Fryday, himself a navy veteran and former member of the judge advocate general’s corps (Jag), offers an alternative to military service, while nurturing many of the same values – duty, service, civic virtue – that have long been part of recruiters’ pitch materials. “We are giving thousands of Californians the same opportunity I had in the military,” Fryday writes, “to be a part of something bigger than yourself, to work towards a common purpose and to accomplish great things together.”

The key distinction between straight-up conscription and groups like the Volunteers, the Peace Corps, or even Nunn and McCurdy’s scuttled Citizen Corps, is that these groups are non-mandatory, and non-coercive. Press-ganging and conscripting teenagers into service during a period of increased military hawkishness is a different thing altogether.

Some have gamely argued that instituting some version of compulsory service may actually be a progressive solution to inequality in the military.
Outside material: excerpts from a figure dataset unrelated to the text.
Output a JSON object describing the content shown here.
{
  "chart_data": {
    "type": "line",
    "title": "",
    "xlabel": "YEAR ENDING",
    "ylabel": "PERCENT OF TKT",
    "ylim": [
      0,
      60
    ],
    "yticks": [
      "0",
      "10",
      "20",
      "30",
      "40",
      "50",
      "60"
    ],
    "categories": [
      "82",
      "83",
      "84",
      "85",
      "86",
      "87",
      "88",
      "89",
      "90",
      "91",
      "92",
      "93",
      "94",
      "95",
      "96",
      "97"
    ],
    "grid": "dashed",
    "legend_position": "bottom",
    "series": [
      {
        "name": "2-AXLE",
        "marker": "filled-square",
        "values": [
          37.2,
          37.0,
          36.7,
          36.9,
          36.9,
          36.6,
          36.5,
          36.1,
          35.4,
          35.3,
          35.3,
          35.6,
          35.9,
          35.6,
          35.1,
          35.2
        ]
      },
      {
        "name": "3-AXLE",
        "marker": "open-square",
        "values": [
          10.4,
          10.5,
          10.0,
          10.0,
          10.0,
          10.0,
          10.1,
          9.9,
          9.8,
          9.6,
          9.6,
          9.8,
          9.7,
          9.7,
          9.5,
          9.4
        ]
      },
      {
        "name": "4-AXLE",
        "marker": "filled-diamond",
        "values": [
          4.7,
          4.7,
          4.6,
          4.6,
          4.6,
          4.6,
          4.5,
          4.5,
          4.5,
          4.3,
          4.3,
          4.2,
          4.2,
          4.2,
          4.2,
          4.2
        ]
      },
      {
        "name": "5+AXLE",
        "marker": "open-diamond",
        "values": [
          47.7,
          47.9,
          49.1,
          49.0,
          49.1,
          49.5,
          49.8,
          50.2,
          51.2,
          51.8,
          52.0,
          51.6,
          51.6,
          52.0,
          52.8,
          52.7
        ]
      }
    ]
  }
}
In 2013, the New York City congressman Charles B Rangel penned an editorial advancing this idea. When wars broke out following the 9/11 attacks, Rangel claimed that a draft would “ensure a more equitable representation of people making sacrifices in wars”.

Certain critics have claimed that the military regards poorer, underprivileged would-be recruits as “fodder”, while other data suggests that the top predictor for military recruitment is “familiarity with the military” – for instance, a history of family service. In any event, the case goes that a draft would go a long way to bringing the American military more in line with the demographics of the nation as a whole.

But expanding a draft is arguably a case of “negative privilege”: where a burden is redistributed in the name of fairness when freedom from that same burden could instead be equally applied. Civic proposals offer an alternative, in which demands for service are applied uniformly, but with less potentially fatal outcomes. “There have always been proposals for young people to become teachers, or to plant trees,” says Adler, the political economist. “Enlisting young people is not a left- or rightwing idea. It’s not a new idea.

“What is novel about the present circumstances,” he adds, “is who is issuing them. These are politicians who are destroying the economy, destroying the institutions that empowered young people, and that gave them the power to participate in the economy … Is there a progressive version of this? In its current form? No.”